Workhorse for Network Backups
"It comes in the night and sucks the essence from your computers" — This quote from Bacula's lead developer Kern Sibbald drastically explains what happens if you don't have a working backup solution. For doing their backups many people still rely on tools like tar and dump. This is fine if you have only a few machines and your backup strategy is rather simple. However, in more complex situations, things start to get out of control. Race conditions create inconsistent backups, redundant backup archives shorten the available storage space and for restoring a single file from two weeks ago, a user (or the sysadmin) has to go through a series of complicated steps.
This is where a modern backup solution like Bacula suddenly looks like Heaven on earth. Bacula is network-based, which means that all communication is done via TCP connections, even if the backup strategy involves only a single computer. Bacula consists of three major parts:
The first decision to make when installing Bacula is to select a database backend.
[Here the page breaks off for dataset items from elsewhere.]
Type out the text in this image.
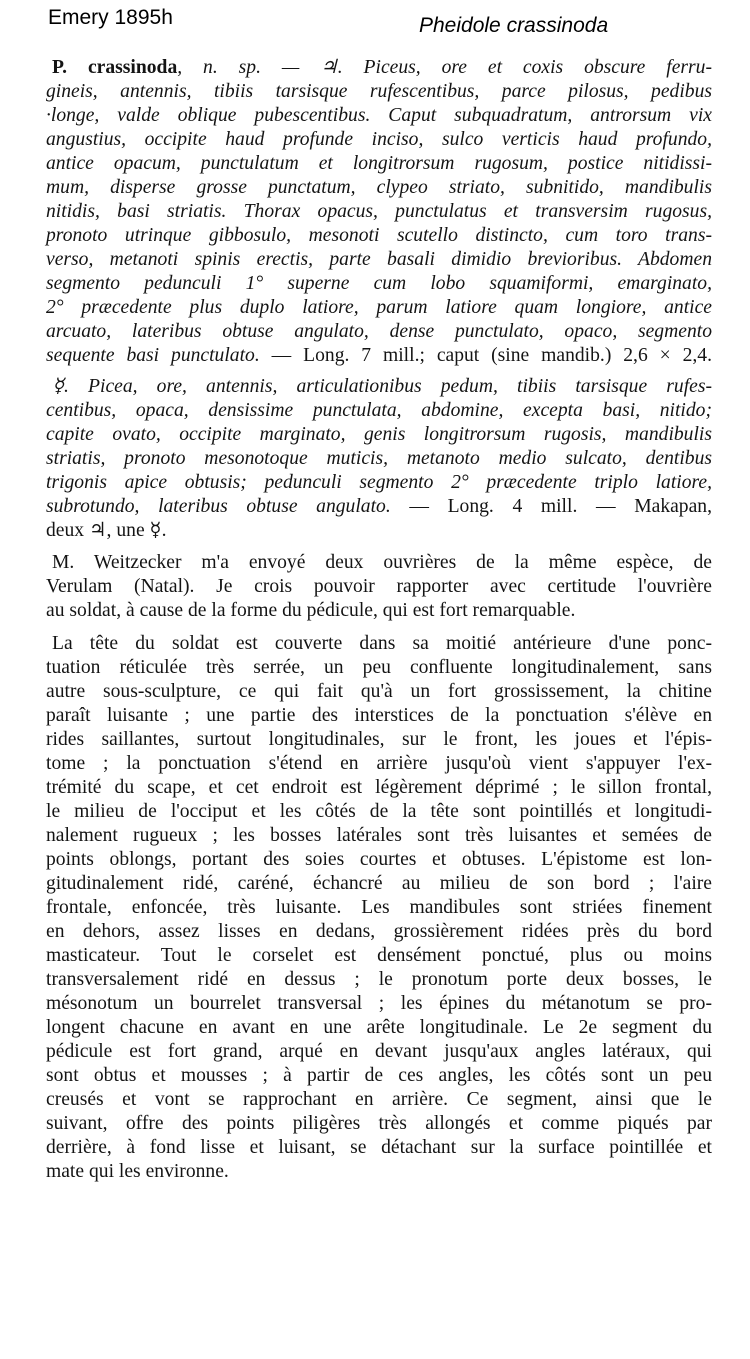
Emery 1895h	Pheidole crassinoda
P. crassinoda, n. sp. — ♃. Piceus, ore et coxis obscure ferru-
gineis, antennis, tibiis tarsisque rufescentibus, parce pilosus, pedibus
·longe, valde oblique pubescentibus. Caput subquadratum, antrorsum vix
angustius, occipite haud profunde inciso, sulco verticis haud profundo,
antice opacum, punctulatum et longitrorsum rugosum, postice nitidissi-
mum, disperse grosse punctatum, clypeo striato, subnitido, mandibulis
nitidis, basi striatis. Thorax opacus, punctulatus et transversim rugosus,
pronoto utrinque gibbosulo, mesonoti scutello distincto, cum toro trans-
verso, metanoti spinis erectis, parte basali dimidio brevioribus. Abdomen
segmento pedunculi 1° superne cum lobo squamiformi, emarginato,
2° præcedente plus duplo latiore, parum latiore quam longiore, antice
arcuato, lateribus obtuse angulato, dense punctulato, opaco, segmento
sequente basi punctulato. — Long. 7 mill.; caput (sine mandib.) 2,6 × 2,4.
☿. Picea, ore, antennis, articulationibus pedum, tibiis tarsisque rufes-
centibus, opaca, densissime punctulata, abdomine, excepta basi, nitido;
capite ovato, occipite marginato, genis longitrorsum rugosis, mandibulis
striatis, pronoto mesonotoque muticis, metanoto medio sulcato, dentibus
trigonis apice obtusis; pedunculi segmento 2° præcedente triplo latiore,
subrotundo, lateribus obtuse angulato. — Long. 4 mill. — Makapan,
deux ♃, une ☿.
M. Weitzecker m'a envoyé deux ouvrières de la même espèce, de
Verulam (Natal). Je crois pouvoir rapporter avec certitude l'ouvrière
au soldat, à cause de la forme du pédicule, qui est fort remarquable.
La tête du soldat est couverte dans sa moitié antérieure d'une ponc-
tuation réticulée très serrée, un peu confluente longitudinalement, sans
autre sous-sculpture, ce qui fait qu'à un fort grossissement, la chitine
paraît luisante ; une partie des interstices de la ponctuation s'élève en
rides saillantes, surtout longitudinales, sur le front, les joues et l'épis-
tome ; la ponctuation s'étend en arrière jusqu'où vient s'appuyer l'ex-
trémité du scape, et cet endroit est légèrement déprimé ; le sillon frontal,
le milieu de l'occiput et les côtés de la tête sont pointillés et longitudi-
nalement rugueux ; les bosses latérales sont très luisantes et semées de
points oblongs, portant des soies courtes et obtuses. L'épistome est lon-
gitudinalement ridé, caréné, échancré au milieu de son bord ; l'aire
frontale, enfoncée, très luisante. Les mandibules sont striées finement
en dehors, assez lisses en dedans, grossièrement ridées près du bord
masticateur. Tout le corselet est densément ponctué, plus ou moins
transversalement ridé en dessus ; le pronotum porte deux bosses, le
mésonotum un bourrelet transversal ; les épines du métanotum se pro-
longent chacune en avant en une arête longitudinale. Le 2e segment du
pédicule est fort grand, arqué en devant jusqu'aux angles latéraux, qui
sont obtus et mousses ; à partir de ces angles, les côtés sont un peu
creusés et vont se rapprochant en arrière. Ce segment, ainsi que le
suivant, offre des points piligères très allongés et comme piqués par
derrière, à fond lisse et luisant, se détachant sur la surface pointillée et
mate qui les environne.
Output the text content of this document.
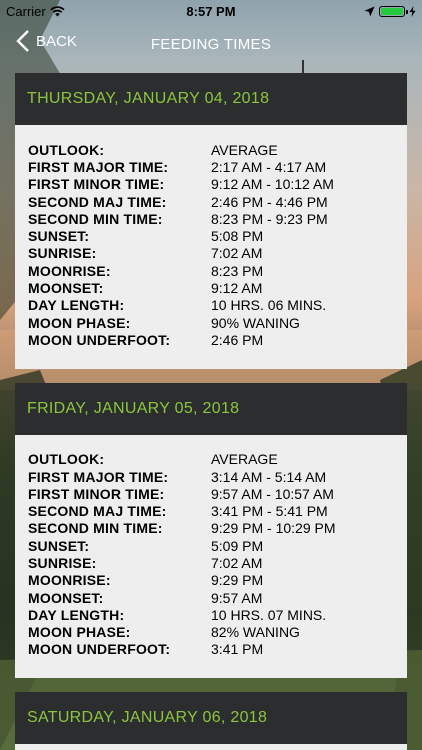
Carrier	8:57 PM
BACK	FEEDING TIMES
THURSDAY, JANUARY 04, 2018
OUTLOOK:	AVERAGE
FIRST MAJOR TIME:	2:17 AM - 4:17 AM
FIRST MINOR TIME:	9:12 AM - 10:12 AM
SECOND MAJ TIME:	2:46 PM - 4:46 PM
SECOND MIN TIME:	8:23 PM - 9:23 PM
SUNSET:	5:08 PM
SUNRISE:	7:02 AM
MOONRISE:	8:23 PM
MOONSET:	9:12 AM
DAY LENGTH:	10 HRS. 06 MINS.
MOON PHASE:	90% WANING
MOON UNDERFOOT:	2:46 PM
FRIDAY, JANUARY 05, 2018
OUTLOOK:	AVERAGE
FIRST MAJOR TIME:	3:14 AM - 5:14 AM
FIRST MINOR TIME:	9:57 AM - 10:57 AM
SECOND MAJ TIME:	3:41 PM - 5:41 PM
SECOND MIN TIME:	9:29 PM - 10:29 PM
SUNSET:	5:09 PM
SUNRISE:	7:02 AM
MOONRISE:	9:29 PM
MOONSET:	9:57 AM
DAY LENGTH:	10 HRS. 07 MINS.
MOON PHASE:	82% WANING
MOON UNDERFOOT:	3:41 PM
SATURDAY, JANUARY 06, 2018
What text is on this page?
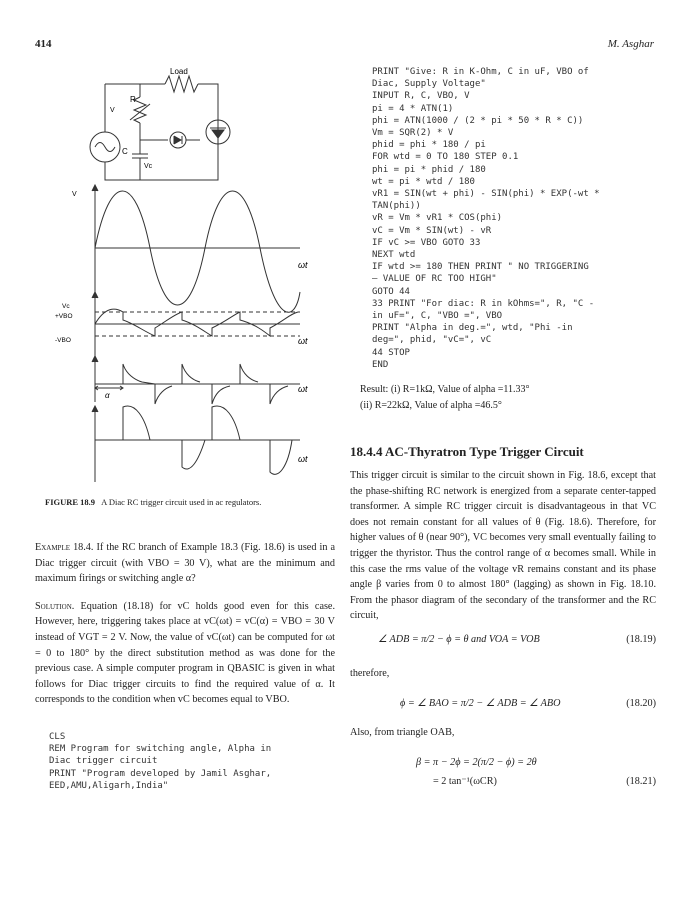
414	M. Asghar
Load
R
V
C
Vc
V
ωt
Vc
+VBO
-VBO	ωt
α
ωt
ωt
FIGURE 18.9 A Diac RC trigger circuit used in ac regulators.

Example 18.4. If the RC branch of Example 18.3 (Fig. 18.6) is used in a Diac trigger circuit (with VBO = 30 V), what are the minimum and maximum firings or switching angle α?

Solution. Equation (18.18) for vC holds good even for this case. However, here, triggering takes place at vC(ωt) = vC(α) = VBO = 30 V instead of VGT = 2 V. Now, the value of vC(ωt) can be computed for ωt = 0 to 180° by the direct substitution method as was done for the previous case. A simple computer program in QBASIC is given in what follows for Diac trigger circuits to find the required value of α. It corresponds to the condition when vC becomes equal to VBO.

CLS
REM Program for switching angle, Alpha in
Diac trigger circuit
PRINT "Program developed by Jamil Asghar,
EED,AMU,Aligarh,India"
PRINT "Give: R in K-Ohm, C in uF, VBO of
Diac, Supply Voltage"
INPUT R, C, VBO, V
pi = 4 * ATN(1)
phi = ATN(1000 / (2 * pi * 50 * R * C))
Vm = SQR(2) * V
phid = phi * 180 / pi
FOR wtd = 0 TO 180 STEP 0.1
phi = pi * phid / 180
wt = pi * wtd / 180
vR1 = SIN(wt + phi) - SIN(phi) * EXP(-wt *
TAN(phi))
vR = Vm * vR1 * COS(phi)
vC = Vm * SIN(wt) - vR
IF vC >= VBO GOTO 33
NEXT wtd
IF wtd >= 180 THEN PRINT " NO TRIGGERING
— VALUE OF RC TOO HIGH"
GOTO 44
33 PRINT "For diac: R in kOhms=", R, "C -
in uF=", C, "VBO =", VBO
PRINT "Alpha in deg.=", wtd, "Phi -in
deg=", phid, "vC=", vC
44 STOP
END
Result: (i) R=1kΩ, Value of alpha =11.33°
(ii) R=22kΩ, Value of alpha =46.5°
18.4.4 AC-Thyratron Type Trigger Circuit
This trigger circuit is similar to the circuit shown in Fig. 18.6, except that the phase-shifting RC network is energized from a separate center-tapped transformer. A simple RC trigger circuit is disadvantageous in that VC does not remain constant for all values of θ (Fig. 18.6). Therefore, for higher values of θ (near 90°), VC becomes very small eventually failing to trigger the thyristor. Thus the control range of α becomes small. While in this case the rms value of the voltage vR remains constant and its phase angle β varies from 0 to almost 180° (lagging) as shown in Fig. 18.10. From the phasor diagram of the secondary of the transformer and the RC circuit,
∠ ADB = π/2 − ϕ = θ and VOA = VOB	(18.19)
therefore,
ϕ = ∠ BAO = π/2 − ∠ ADB = ∠ ABO	(18.20)
Also, from triangle OAB,
β = π − 2ϕ = 2(π/2 − ϕ) = 2θ
= 2 tan⁻¹(ωCR)	(18.21)
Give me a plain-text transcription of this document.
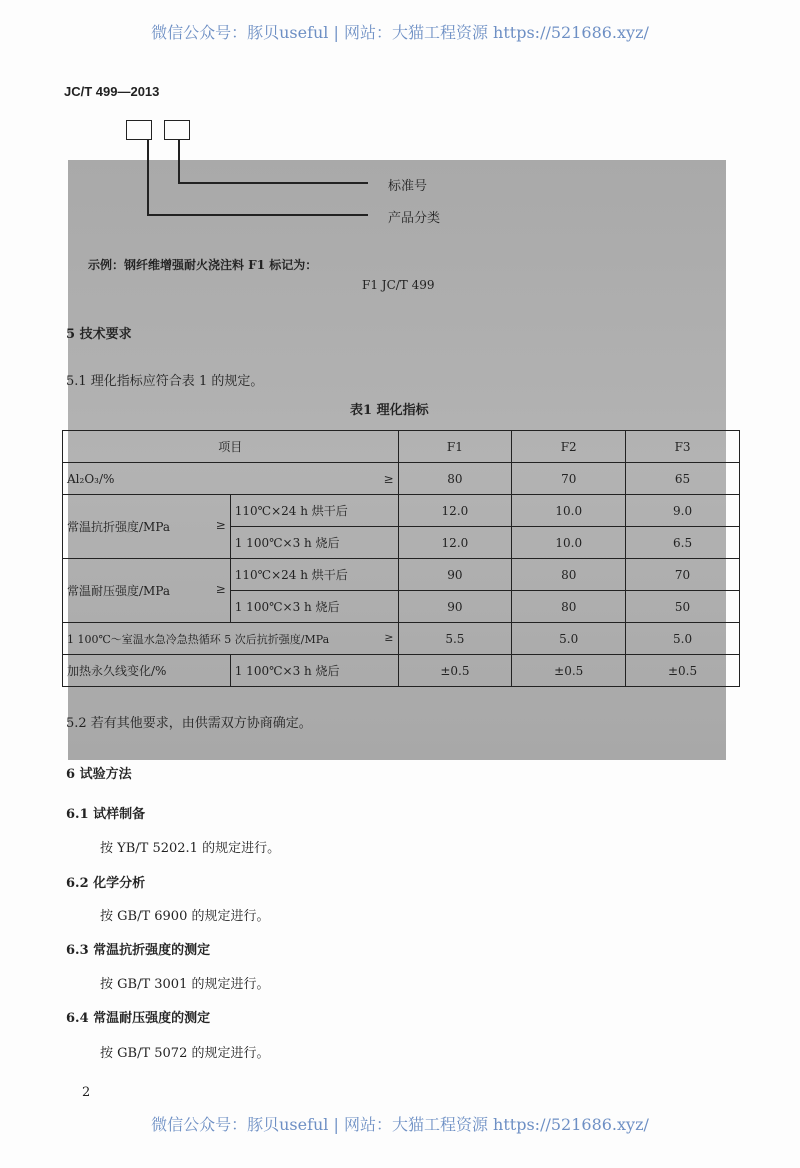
微信公众号：豚贝useful | 网站：大猫工程资源 https://521686.xyz/
JC/T 499—2013
标准号
产品分类
示例：钢纤维增强耐火浇注料 F1 标记为：
F1 JC/T 499
5 技术要求
5.1 理化指标应符合表 1 的规定。
表1 理化指标
项目		F1	F2	F3
Al₂O₃/% ≥		80	70	65
常温抗折强度/MPa ≥	110℃×24 h 烘干后	12.0	10.0	9.0
	1 100℃×3 h 烧后	12.0	10.0	6.5
常温耐压强度/MPa ≥	110℃×24 h 烘干后	90	80	70
	1 100℃×3 h 烧后	90	80	50
1 100℃～室温水急冷急热循环 5 次后抗折强度/MPa ≥		5.5	5.0	5.0
加热永久线变化/%	1 100℃×3 h 烧后	±0.5	±0.5	±0.5
5.2 若有其他要求，由供需双方协商确定。
6 试验方法
6.1 试样制备
按 YB/T 5202.1 的规定进行。
6.2 化学分析
按 GB/T 6900 的规定进行。
6.3 常温抗折强度的测定
按 GB/T 3001 的规定进行。
6.4 常温耐压强度的测定
按 GB/T 5072 的规定进行。
2
微信公众号：豚贝useful | 网站：大猫工程资源 https://521686.xyz/
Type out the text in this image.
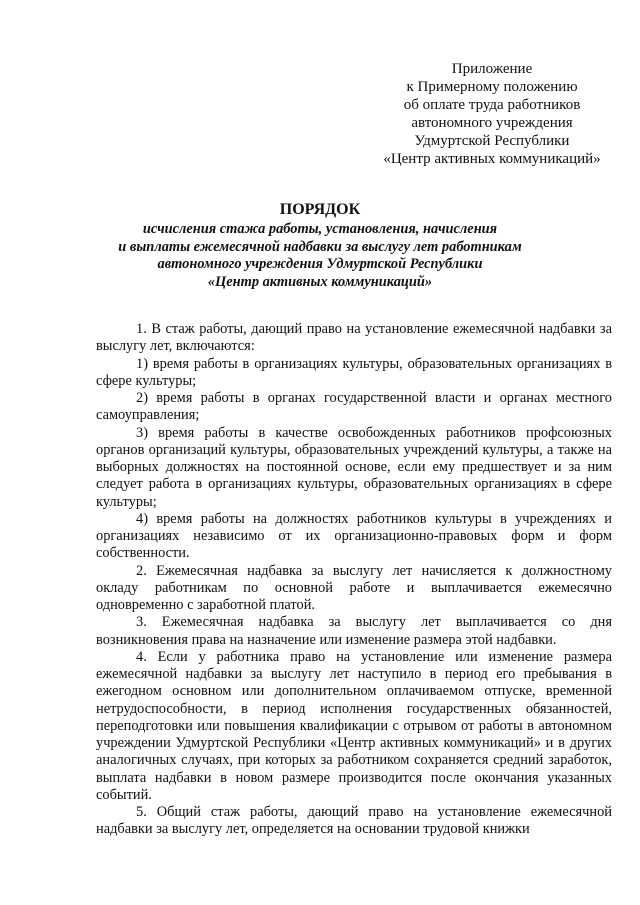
Приложение
к Примерному положению
об оплате труда работников
автономного учреждения
Удмуртской Республики
«Центр активных коммуникаций»
ПОРЯДОК
исчисления стажа работы, установления, начисления
и выплаты ежемесячной надбавки за выслугу лет работникам
автономного учреждения Удмуртской Республики
«Центр активных коммуникаций»
1. В стаж работы, дающий право на установление ежемесячной надбавки за выслугу лет, включаются:
1) время работы в организациях культуры, образовательных организациях в сфере культуры;
2) время работы в органах государственной власти и органах местного самоуправления;
3) время работы в качестве освобожденных работников профсоюзных органов организаций культуры, образовательных учреждений культуры, а также на выборных должностях на постоянной основе, если ему предшествует и за ним следует работа в организациях культуры, образовательных организациях в сфере культуры;
4) время работы на должностях работников культуры в учреждениях и организациях независимо от их организационно-правовых форм и форм собственности.
2. Ежемесячная надбавка за выслугу лет начисляется к должностному окладу работникам по основной работе и выплачивается ежемесячно одновременно с заработной платой.
3. Ежемесячная надбавка за выслугу лет выплачивается со дня возникновения права на назначение или изменение размера этой надбавки.
4. Если у работника право на установление или изменение размера ежемесячной надбавки за выслугу лет наступило в период его пребывания в ежегодном основном или дополнительном оплачиваемом отпуске, временной нетрудоспособности, в период исполнения государственных обязанностей, переподготовки или повышения квалификации с отрывом от работы в автономном учреждении Удмуртской Республики «Центр активных коммуникаций» и в других аналогичных случаях, при которых за работником сохраняется средний заработок, выплата надбавки в новом размере производится после окончания указанных событий.
5. Общий стаж работы, дающий право на установление ежемесячной надбавки за выслугу лет, определяется на основании трудовой книжки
Bacula stores the information about which files have been stored when and where in its catalog, an ordinary SQL database. At the moment PostgreSQL, MySQL and SQLite are supported as database backends.
After choosing the backend, all daemons have to be configured. Most work has to be done for the director, however the documentation helps here a lot and gives detailed examples. Sometimes it can be difficult to implement a backup strategy from paper form into a working Bacula configuration, especially when it comes to writing to multiple tapes. Bacula supports all widely used tape drives by directly accessing the device in /dev/.
Unfortunately, tape changing can be a painful job. The tape selection algorithm is far from intuitive and using five different states for a medium certainly doesn't help here. So if you are writing your backups on tape be prepared to often get the message that the currently inserted tape is unacceptable for some reason. Such messages are sent by mail, and in case that a local interception is needed, the recipient can be another mailbox than for the rest.
Once you've gotten around all the quirks that make your life difficult in the beginning, Bacula does its job pretty well. The backup speed is on the fast side, as the various daemons generated little overhead. Together with the flexible options to create backup schedules and select files to be stored this means that Bacula does indeed deliver a scalable backup solution.
Restoring data is very comfortable, either with the console client or the GUI version. Bacula will assist you to find the files in the version you are looking for. Restoring can be done by less privileged clients which means that user's can retrieve their own files without having to bother the administrator.
On the security side, Bacula can be protected by a TLS layer against several attack types proprietary products have problems with (PDF). However, encrypted storage is equally important, which Bacula currently does not support. A successful fund-raising campaign lead to the creation of a patch for data encryption, which is expected to be included in future versions.
But if you don't need data encryption you can use Bacula right now without any doubts. You will need to invest some time to get everything going, but afterwards you will be rewarded with a scalable and stable backup solution.